Since it is only with the particular perspective and clarity of TV cameras and slow-motion replays that many of these acts of staging become fully apparent, it would seem that it will be the match review panel, rather than the field umpires, doing most of the heavy lifting on this issue

Blake’s list of stagers features seven players who exaggerate(d) defensive contact infringements against them (Wanganeen, Lloyd, Brent Harvey, Fevola, Leon Davis, Milne, Monfries). This is a wholly inaccurate representation of the intent of the AFL’s anti-staging position.

Even worse, The Age is running an online vote for the worst stagers, having at least partly misrepresented the AFL’s position.

Lest there be confusion, let us make clear that the incidents in the AFL video do not involve exaggerating a push in the back or falling in the act of marking in an effort to bring the defender into infringing contact. Whilst we would agree that the game might be better without this type of action, it is not covered under the new system.

It is disingenuous of The Age and of Martin Blake to imply that the listed players are ‘stagers’ under the AFL’s definition.

Perhaps a distinction needs to be made between staging and diving, although colloquially they are all but interchangeable.

Less controversial will be the upgrading of so-called ‘spear tackles’ to reportable offence status. It will be interesting to see what the umpires, match review panel and the tribunal consider to be a spear tackle.

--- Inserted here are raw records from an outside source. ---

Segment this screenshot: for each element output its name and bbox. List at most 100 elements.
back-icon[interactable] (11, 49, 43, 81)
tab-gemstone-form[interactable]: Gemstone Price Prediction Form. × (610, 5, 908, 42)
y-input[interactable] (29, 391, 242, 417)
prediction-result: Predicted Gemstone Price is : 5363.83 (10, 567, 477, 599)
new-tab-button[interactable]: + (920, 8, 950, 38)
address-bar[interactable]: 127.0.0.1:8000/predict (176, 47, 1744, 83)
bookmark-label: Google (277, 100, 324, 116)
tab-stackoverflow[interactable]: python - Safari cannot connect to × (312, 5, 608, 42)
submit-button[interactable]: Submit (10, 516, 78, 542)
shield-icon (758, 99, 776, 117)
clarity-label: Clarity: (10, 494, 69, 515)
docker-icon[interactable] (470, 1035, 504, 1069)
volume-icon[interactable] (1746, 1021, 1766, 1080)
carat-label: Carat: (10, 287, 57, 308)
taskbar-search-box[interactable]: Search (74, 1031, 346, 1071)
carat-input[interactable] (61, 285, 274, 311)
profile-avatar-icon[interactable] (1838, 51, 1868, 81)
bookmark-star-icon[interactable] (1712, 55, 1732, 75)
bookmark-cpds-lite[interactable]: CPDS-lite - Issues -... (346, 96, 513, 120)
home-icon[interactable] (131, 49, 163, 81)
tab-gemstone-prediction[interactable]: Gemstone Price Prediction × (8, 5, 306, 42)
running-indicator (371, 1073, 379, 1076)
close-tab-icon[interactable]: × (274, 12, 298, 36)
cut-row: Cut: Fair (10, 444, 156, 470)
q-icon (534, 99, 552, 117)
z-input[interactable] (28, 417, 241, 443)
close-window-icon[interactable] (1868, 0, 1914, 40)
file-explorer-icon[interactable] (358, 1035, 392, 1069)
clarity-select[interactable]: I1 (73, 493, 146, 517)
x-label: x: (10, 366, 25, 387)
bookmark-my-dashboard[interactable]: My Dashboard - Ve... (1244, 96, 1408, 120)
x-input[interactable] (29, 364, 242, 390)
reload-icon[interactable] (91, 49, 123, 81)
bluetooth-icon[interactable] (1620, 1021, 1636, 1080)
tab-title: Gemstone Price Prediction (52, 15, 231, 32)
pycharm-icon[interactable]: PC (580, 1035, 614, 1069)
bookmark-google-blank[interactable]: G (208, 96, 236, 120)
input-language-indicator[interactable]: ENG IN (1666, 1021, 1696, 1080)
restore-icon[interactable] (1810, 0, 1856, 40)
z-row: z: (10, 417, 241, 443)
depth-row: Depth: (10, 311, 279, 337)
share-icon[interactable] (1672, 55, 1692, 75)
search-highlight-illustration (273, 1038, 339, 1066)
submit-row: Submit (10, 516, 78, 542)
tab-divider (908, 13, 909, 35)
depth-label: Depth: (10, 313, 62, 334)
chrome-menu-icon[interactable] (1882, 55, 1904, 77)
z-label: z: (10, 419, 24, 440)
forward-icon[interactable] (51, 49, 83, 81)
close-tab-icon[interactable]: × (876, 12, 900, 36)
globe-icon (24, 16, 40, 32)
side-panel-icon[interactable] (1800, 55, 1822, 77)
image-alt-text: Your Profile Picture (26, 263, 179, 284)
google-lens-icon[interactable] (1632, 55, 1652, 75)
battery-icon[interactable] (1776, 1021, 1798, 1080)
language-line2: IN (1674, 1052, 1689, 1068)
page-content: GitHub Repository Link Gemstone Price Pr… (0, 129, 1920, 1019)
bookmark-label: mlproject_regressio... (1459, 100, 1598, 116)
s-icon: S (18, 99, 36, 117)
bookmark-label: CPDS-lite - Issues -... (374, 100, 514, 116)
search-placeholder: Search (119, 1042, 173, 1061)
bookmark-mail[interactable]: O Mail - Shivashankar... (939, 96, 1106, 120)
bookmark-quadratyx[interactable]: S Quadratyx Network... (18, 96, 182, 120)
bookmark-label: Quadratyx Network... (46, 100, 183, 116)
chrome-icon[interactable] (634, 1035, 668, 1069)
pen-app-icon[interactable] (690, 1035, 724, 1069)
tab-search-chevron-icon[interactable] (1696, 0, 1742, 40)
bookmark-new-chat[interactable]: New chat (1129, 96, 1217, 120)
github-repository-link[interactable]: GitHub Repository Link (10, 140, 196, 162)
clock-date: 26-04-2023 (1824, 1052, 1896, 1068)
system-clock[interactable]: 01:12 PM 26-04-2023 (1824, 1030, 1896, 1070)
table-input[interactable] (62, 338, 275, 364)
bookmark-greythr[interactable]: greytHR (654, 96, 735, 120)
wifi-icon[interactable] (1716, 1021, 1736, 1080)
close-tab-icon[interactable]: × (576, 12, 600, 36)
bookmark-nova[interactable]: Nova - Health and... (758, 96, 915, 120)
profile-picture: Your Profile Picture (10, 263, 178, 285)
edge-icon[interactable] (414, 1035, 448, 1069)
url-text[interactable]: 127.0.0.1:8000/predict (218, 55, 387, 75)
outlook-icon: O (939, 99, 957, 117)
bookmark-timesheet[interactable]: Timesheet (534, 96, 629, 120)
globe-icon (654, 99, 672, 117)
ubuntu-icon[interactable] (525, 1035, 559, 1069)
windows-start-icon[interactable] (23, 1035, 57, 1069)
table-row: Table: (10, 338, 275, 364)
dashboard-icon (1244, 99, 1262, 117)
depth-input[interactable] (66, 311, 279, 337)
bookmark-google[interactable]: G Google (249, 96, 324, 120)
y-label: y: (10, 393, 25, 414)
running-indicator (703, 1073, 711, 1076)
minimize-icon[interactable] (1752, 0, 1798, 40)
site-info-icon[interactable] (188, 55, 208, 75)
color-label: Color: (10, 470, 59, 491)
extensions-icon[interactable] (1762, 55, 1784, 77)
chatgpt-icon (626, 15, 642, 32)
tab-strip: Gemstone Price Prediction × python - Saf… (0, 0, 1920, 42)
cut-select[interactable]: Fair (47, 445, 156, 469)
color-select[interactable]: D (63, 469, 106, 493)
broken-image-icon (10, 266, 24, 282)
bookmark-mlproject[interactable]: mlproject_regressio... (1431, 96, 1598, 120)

Aussierulesblog can forsee a further development of the spear tackle ban being the tackle where a player’s shoulder is intentionally ground into the playing surface in a tackle. Remember, you read it here first!

It’s not far away now. . .

Oh, thank goodness the tennis has finally finished, yachting is done for the summer and cricket is left only to pore over the dregs with a quick and dirty T20 mini series.

 

Aussie rules was actually on page 2 of Age Sport today! And almost a full page too!

 

Wednesday the Bombers have their first semi-serious hitout with an intra-club effort in Shepparton, and the following Friday they’re in Perth for the first pre-season comp game.

 

Oh, it’s been such a looong summer! It’ll be so good to have you back, footy!!